Reviews from Lord Taylor of Glencoe
Death of a Salesman: Arthur Miller, May 27—28, 2013
My rating: ♦♦♦♦◊
Arthur Miller’s classic play Death of a Salesman maps the breakdown of 63-year-old Willy Loman, the patriarch of a dysfunctional family and unwillingly retired salesman.
Miller makes great use of the stage. The story is set mostly in and around Willie’s home, and Miller tells Willie’s story by using flashbacks. Subtle directions make clear the distinctions between past and present, with flashback characters being able to step through the house’s walls which restrain present-tense cast.
The voices of the past are clearly mapped. On more than one occasion, Willie will be having a conversation with a flashback and present day character simultaneously, and Miller expertly weaves the strands to make clear the distinction, while presenting Willie’s muddled mind and disorientated state through the confusion.
Willie himself is a flawed protagonist who is ultimately just a good guy with bad luck. Despite his plentiful failings, he garners sympathy from the audience. He treats most characters badly, most of all his long-suffering wife Linda. Yet he is a victim of the American Dream, never realising his potential and left incredibly unhappy. He feels cheated by life and is indeed flawed rather than bad. His imperfections and frustrations transcend generations and he is as accessible and recognisable today as he was in the 1940s.
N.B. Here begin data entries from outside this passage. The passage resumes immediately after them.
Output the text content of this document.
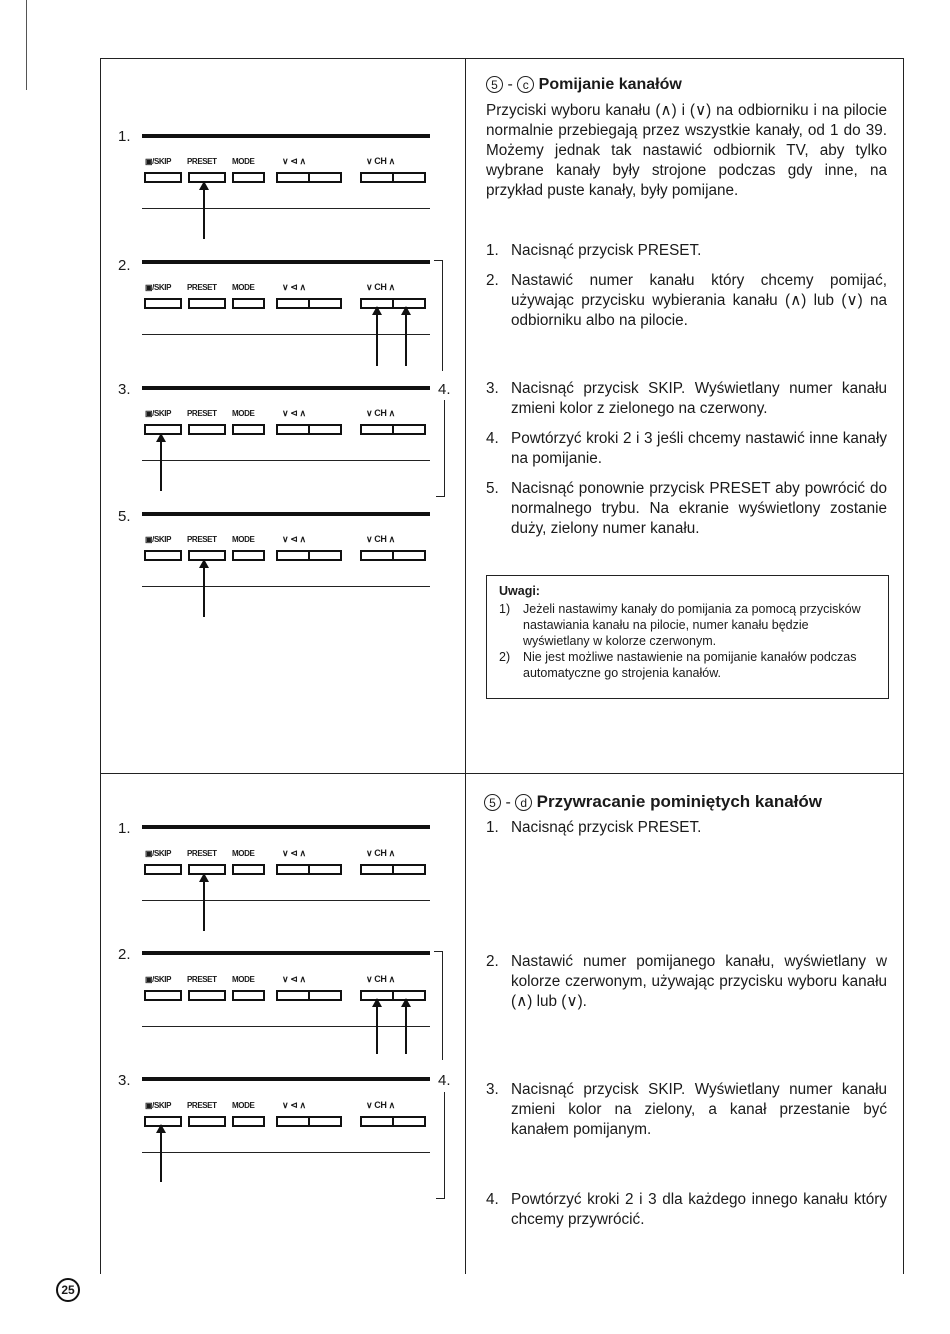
1.
▣/SKIP PRESET MODE	∨ ⊲ ∧	∨ CH ∧
2.
▣/SKIP PRESET MODE	∨ ⊲ ∧	∨ CH ∧
3.	4.
▣/SKIP PRESET MODE	∨ ⊲ ∧	∨ CH ∧
5.
▣/SKIP PRESET MODE	∨ ⊲ ∧	∨ CH ∧
5 - c Pomijanie kanałów
Przyciski wyboru kanału (∧) i (∨) na odbiorniku i na pilocie normalnie przebiegają przez wszystkie kanały, od 1 do 39. Możemy jednak tak nastawić odbiornik TV, aby tylko wybrane kanały były strojone podczas gdy inne, na przykład puste kanały, były pomijane.
1. Nacisnąć przycisk PRESET.
2. Nastawić numer kanału który chcemy pomijać, używając przycisku wybierania kanału (∧) lub (∨) na odbiorniku albo na pilocie.
3. Nacisnąć przycisk SKIP. Wyświetlany numer kanału zmieni kolor z zielonego na czerwony.
4. Powtórzyć kroki 2 i 3 jeśli chcemy nastawić inne kanały na pomijanie.
5. Nacisnąć ponownie przycisk PRESET aby powrócić do normalnego trybu. Na ekranie wyświetlony zostanie duży, zielony numer kanału.
Uwagi:
1) Jeżeli nastawimy kanały do pomijania za pomocą przycisków nastawiania kanału na pilocie, numer kanału będzie wyświetlany w kolorze czerwonym.
2) Nie jest możliwe nastawienie na pomijanie kanałów podczas automatyczne go strojenia kanałów.
1.
▣/SKIP PRESET MODE	∨ ⊲ ∧	∨ CH ∧
2.
▣/SKIP PRESET MODE	∨ ⊲ ∧	∨ CH ∧
3.	4.
▣/SKIP PRESET MODE	∨ ⊲ ∧	∨ CH ∧
5 - d Przywracanie pominiętych kanałów
1. Nacisnąć przycisk PRESET.
2. Nastawić numer pomijanego kanału, wyświetlany w kolorze czerwonym, używając przycisku wyboru kanału (∧) lub (∨).
3. Nacisnąć przycisk SKIP. Wyświetlany numer kanału zmieni kolor na zielony, a kanał przestanie być kanałem pomijanym.
4. Powtórzyć kroki 2 i 3 dla każdego innego kanału który chcemy przywrócić.
25
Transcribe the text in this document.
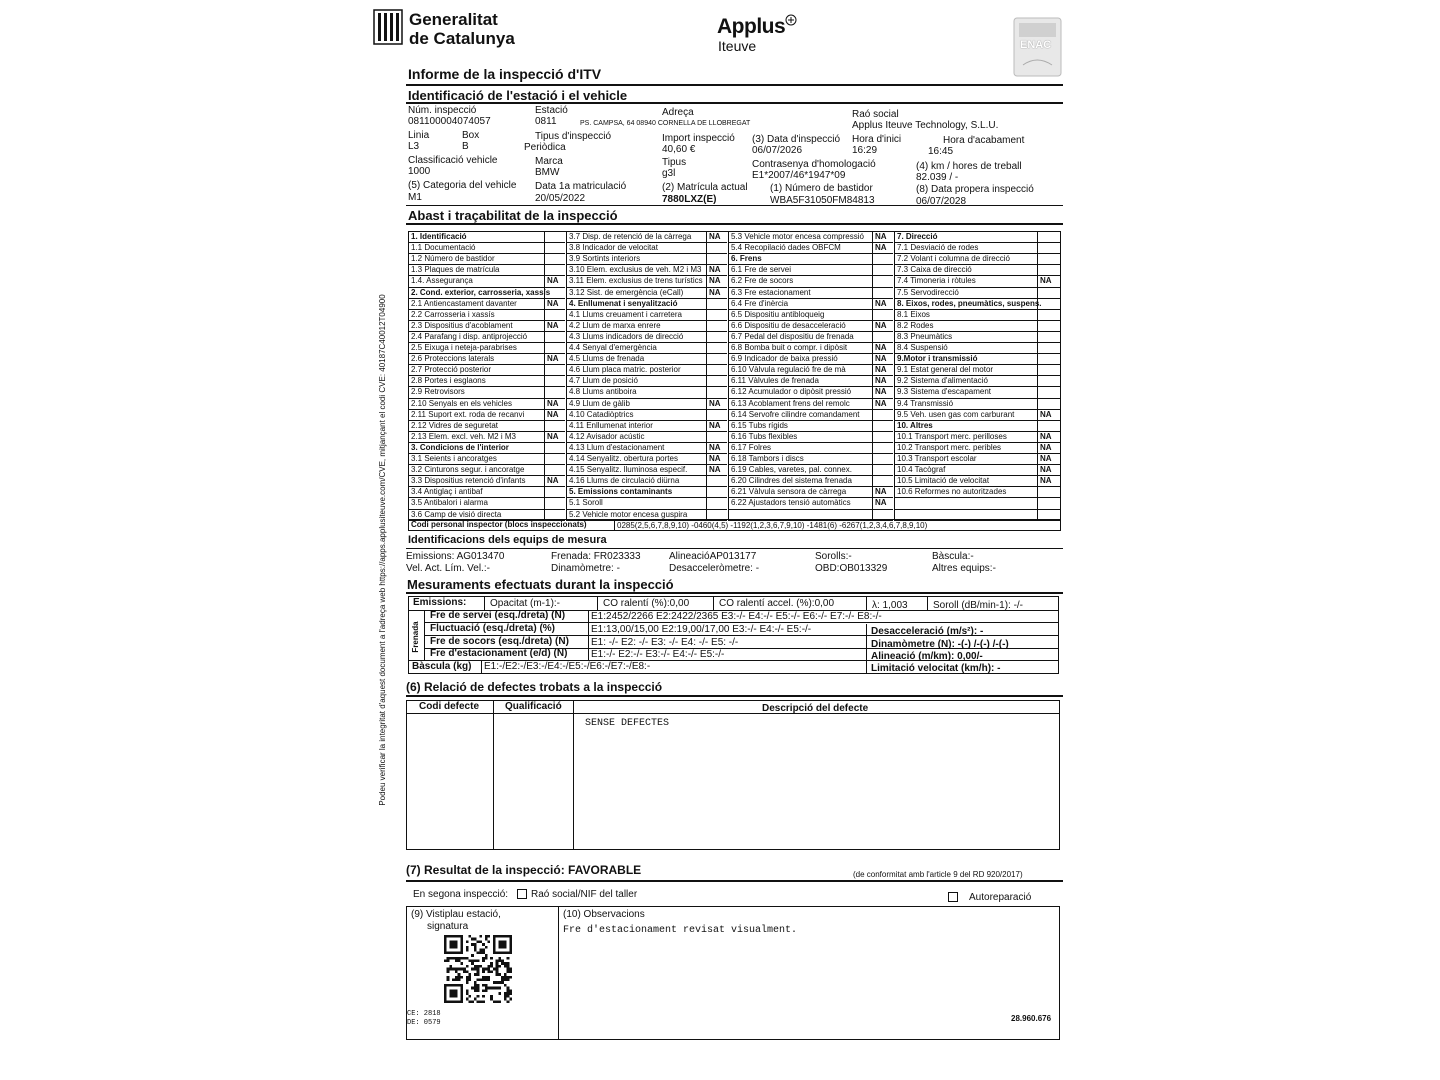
Podeu verificar la integritat d'aquest document a l'adreça web https://apps.applusiteuve.com/CVE, mitjançant el codi CVE: 40187C40012T04900
Generalitat
de Catalunya
Applus
Iteuve	ENAC
Informe de la inspecció d'ITV
Identificació de l'estació i el vehicle
Núm. inspecció
081100004074057
Estació
0811
Adreça
PS. CAMPSA, 64 08940 CORNELLA DE LLOBREGAT
Raó social
Applus Iteuve Technology, S.L.U.
Linia
L3
Box
B
Tipus d'inspecció
Periòdica
Import inspecció
40,60 €
(3) Data d'inspecció
06/07/2026
Hora d'inici
16:29
Hora d'acabament
16:45
Classificació vehicle
1000
Marca
BMW
Tipus
g3l
Contrasenya d'homologació
E1*2007/46*1947*09
(4) km / hores de treball
82.039 / -
(5) Categoria del vehicle
M1
Data 1a matriculació
20/05/2022
(2) Matrícula actual
7880LXZ(E)
(1) Número de bastidor
WBA5F31050FM84813
(8) Data propera inspecció
06/07/2028
Abast i traçabilitat de la inspecció
1. Identificació
1.1 Documentació
1.2 Número de bastidor
1.3 Plaques de matrícula
1.4. Assegurança	NA
2. Cond. exterior, carrosseria, xassís
2.1 Antiencastament davanter	NA
2.2 Carrosseria i xassís
2.3 Dispositius d'acoblament	NA
2.4 Parafang i disp. antiprojecció
2.5 Eixuga i neteja-parabrises
2.6 Proteccions laterals	NA
2.7 Protecció posterior
2.8 Portes i esglaons
2.9 Retrovisors
2.10 Senyals en els vehicles	NA
2.11 Suport ext. roda de recanvi	NA
2.12 Vidres de seguretat
2.13 Elem. excl. veh. M2 i M3	NA
3. Condicions de l'interior
3.1 Seients i ancoratges
3.2 Cinturons segur. i ancoratge
3.3 Dispositius retenció d'infants	NA
3.4 Antiglaç i antibaf
3.5 Antibalori i alarma
3.6 Camp de visió directa
3.7 Disp. de retenció de la càrrega NA
3.8 Indicador de velocitat
3.9 Sortints interiors
3.10 Elem. exclusius de veh. M2 i M3 NA
3.11 Elem. exclusius de trens turístics NA
3.12 Sist. de emergència (eCall)	NA
4. Enllumenat i senyalització
4.1 Llums creuament i carretera
4.2 Llum de marxa enrere
4.3 Llums indicadors de direcció
4.4 Senyal d'emergència
4.5 Llums de frenada
4.6 Llum placa matric. posterior
4.7 Llum de posició
4.8 Llums antiboira
4.9 Llum de gàlib	NA
4.10 Catadiòptrics
4.11 Enllumenat interior	NA
4.12 Avisador acústic
4.13 Llum d'estacionament	NA
4.14 Senyalitz. obertura portes	NA
4.15 Senyalitz. lluminosa especif.	NA
4.16 Llums de circulació diürna
5. Emissions contaminants
5.1 Soroll
5.2 Vehicle motor encesa guspira
5.3 Vehicle motor encesa compressió NA
5.4 Recopilació dades OBFCM	NA
6. Frens
6.1 Fre de servei
6.2 Fre de socors
6.3 Fre estacionament
6.4 Fre d'inèrcia	NA
6.5 Dispositiu antibloqueig
6.6 Dispositiu de desacceleració	NA
6.7 Pedal del dispositiu de frenada
6.8 Bomba buit o compr. i dipòsit	NA
6.9 Indicador de baixa pressió	NA
6.10 Vàlvula regulació fre de mà	NA
6.11 Vàlvules de frenada	NA
6.12 Acumulador o dipòsit pressió	NA
6.13 Acoblament frens del remolc	NA
6.14 Servofre cilindre comandament
6.15 Tubs rígids
6.16 Tubs flexibles
6.17 Folres
6.18 Tambors i discs
6.19 Cables, varetes, pal. connex.
6.20 Cilindres del sistema frenada
6.21 Vàlvula sensora de càrrega	NA
6.22 Ajustadors tensió automàtics	NA
7. Direcció
7.1 Desviació de rodes
7.2 Volant i columna de direcció
7.3 Caixa de direcció
7.4 Timoneria i ròtules	NA
7.5 Servodirecció
8. Eixos, rodes, pneumàtics, suspens.
8.1 Eixos
8.2 Rodes
8.3 Pneumàtics
8.4 Suspensió
9.Motor i transmissió
9.1 Estat general del motor
9.2 Sistema d'alimentació
9.3 Sistema d'escapament
9.4 Transmissió
9.5 Veh. usen gas com carburant	NA
10. Altres
10.1 Transport merc. perilloses	NA
10.2 Transport merc. peribles	NA
10.3 Transport escolar	NA
10.4 Tacògraf	NA
10.5 Limitació de velocitat	NA
10.6 Reformes no autoritzades
Codi personal inspector (blocs inspeccionats)	0285(2,5,6,7,8,9,10) -0460(4,5) -1192(1,2,3,6,7,9,10) -1481(6) -6267(1,2,3,4,6,7,8,9,10)
Identificacions dels equips de mesura
Emissions: AG013470	Frenada: FR023333	AlineacióAP013177	Sorolls:-	Bàscula:-
Vel. Act. Lím. Vel.:-	Dinamòmetre: -	Desacceleròmetre: -	OBD:OB013329	Altres equips:-
Mesuraments efectuats durant la inspecció
Emissions: Opacitat (m-1):-	CO ralentí (%):0,00	CO ralentí accel. (%):0,00	λ: 1,003	Soroll (dB/min-1): -/-
Frenada
Fre de servei (esq./dreta) (N)	E1:2452/2266 E2:2422/2365 E3:-/- E4:-/- E5:-/- E6:-/- E7:-/- E8:-/-
Fluctuació (esq./dreta) (%)	E1:13,00/15,00 E2:19,00/17,00 E3:-/- E4:-/- E5:-/-
Fre de socors (esq./dreta) (N) E1: -/- E2: -/- E3: -/- E4: -/- E5: -/-
Fre d'estacionament (e/d) (N) E1:-/- E2:-/- E3:-/- E4:-/- E5:-/-
Bàscula (kg) E1:-/E2:-/E3:-/E4:-/E5:-/E6:-/E7:-/E8:-
Desacceleració (m/s²): -
Dinamòmetre (N): -(-) /-(-) /-(-)
Alineació (m/km): 0,00/-
Limitació velocitat (km/h): -
(6) Relació de defectes trobats a la inspecció
Codi defecte	Qualificació	Descripció del defecte
SENSE DEFECTES
(7) Resultat de la inspecció: FAVORABLE	(de conformitat amb l'article 9 del RD 920/2017)
En segona inspecció: Raó social/NIF del taller	Autoreparació
(9) Vistiplau estació,
signatura
CE: 2818
DE: 0579
(10) Observacions
Fre d'estacionament revisat visualment.
28.960.676
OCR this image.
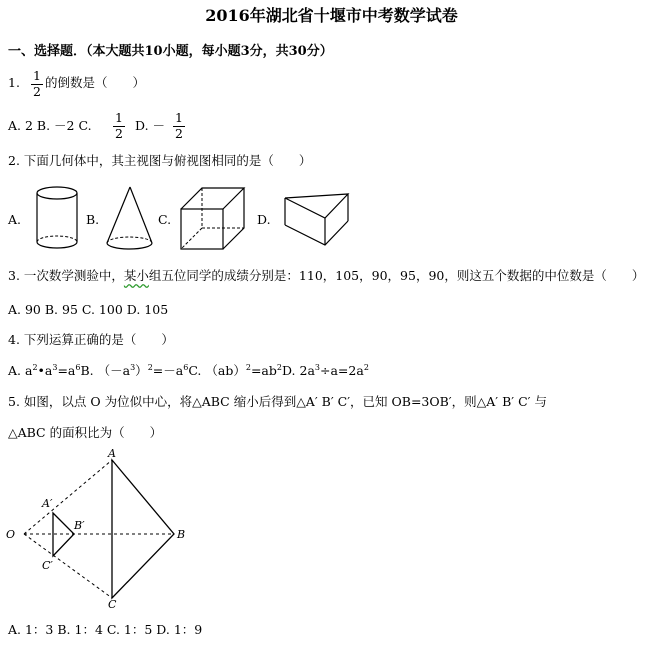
2016年湖北省十堰市中考数学试卷
一、选择题．（本大题共10小题，每小题3分，共30分）
1. $\frac{1}{2}$ 的倒数是（　　）
A. 2 B. －2 C. $\frac{1}{2} D$. － $\frac{1}{2}$
2. 下面几何体中，其主视图与俯视图相同的是（　　）
A.	B.	C.	D.
3. 一次数学测验中，某小组五位同学的成绩分别是：110，105，90，95，90，则这五个数据的中位数是（　　）
A. 90 B. 95 C. 100 D. 105
4. 下列运算正确的是（　　）
A. $a^2•a^3=a^6B$. $(-a^3)^2=-a^6C$. $(ab)^2=ab^2D$. $2a^3\div a=2a^2$
5. 如图，以点 O 为位似中心，将△ABC 缩小后得到△A′ B′ C′，已知 OB=3OB′，则△A′ B′ C′ 与
△ABC 的面积比为（　　）
O
A
B
C
A′
B′
C′
A. 1：3 B. 1：4 C. 1：5 D. 1：9
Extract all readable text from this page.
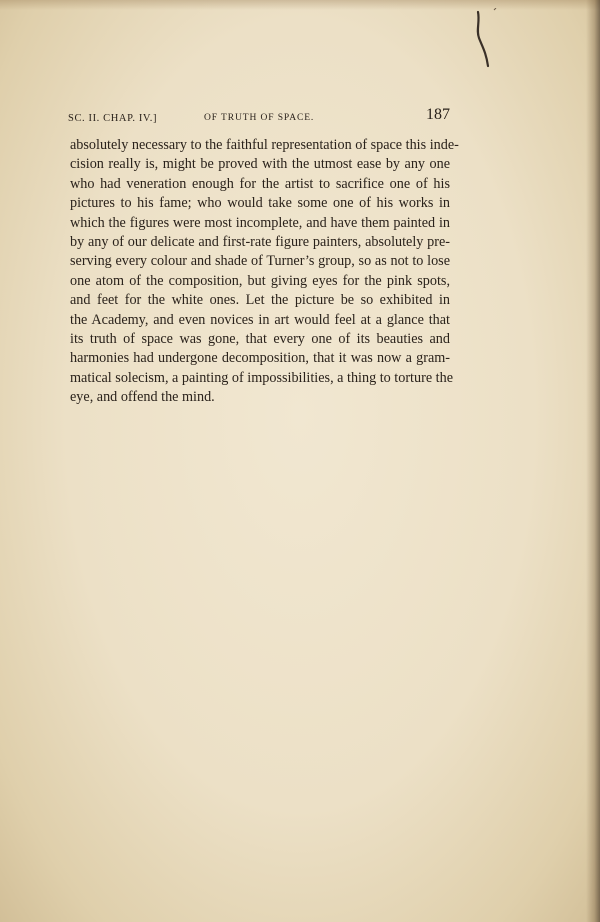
SC. II. CHAP. IV.]	OF TRUTH OF SPACE.	187
absolutely necessary to the faithful representation of space this inde-
cision really is, might be proved with the utmost ease by any one
who had veneration enough for the artist to sacrifice one of his
pictures to his fame; who would take some one of his works in
which the figures were most incomplete, and have them painted in
by any of our delicate and first-rate figure painters, absolutely pre-
serving every colour and shade of Turner’s group, so as not to lose
one atom of the composition, but giving eyes for the pink spots,
and feet for the white ones. Let the picture be so exhibited in
the Academy, and even novices in art would feel at a glance that
its truth of space was gone, that every one of its beauties and
harmonies had undergone decomposition, that it was now a gram-
matical solecism, a painting of impossibilities, a thing to torture the
eye, and offend the mind.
Linda is a brilliantly likeable foil, displaying the qualities her husband lacks and remaining devoted to him without question. Their sons Biff and Happy are very distinct characters in their own right. Biff in particular goes on a journey of his own in Salesman and more than once questions his life. His relationships with Willie, Linda and Happy are individually interesting, leading to a dramatic and emotive dénouement which the character well deserves.
The plot revels in its simplicity, with more credence paid to the past and to the ways in which the various family members have been let down by the others. Moving swiftly along the final days of the salesman’s life until his titular demise (hardly a spoiler), the utter collapse of the man’s soul is heart breaking, believable and excellently paced.
Being a script, Salesman has to be performed to be appreciated in its fullness. Miller’s directions on staging, lighting and music lend more than enough help to the reader and it would without doubt be an incredibly moving portrayal of the most ordinary man’s ordinary problems.
Packed with themes, lessons and depth, it is clear to see why Salesman is on school syllabuses 70 years on. It rightfully claims the ‘classic’ tag and will not only entertain every audience member, but leave them with a challenge to haunt them long after the curtain falls.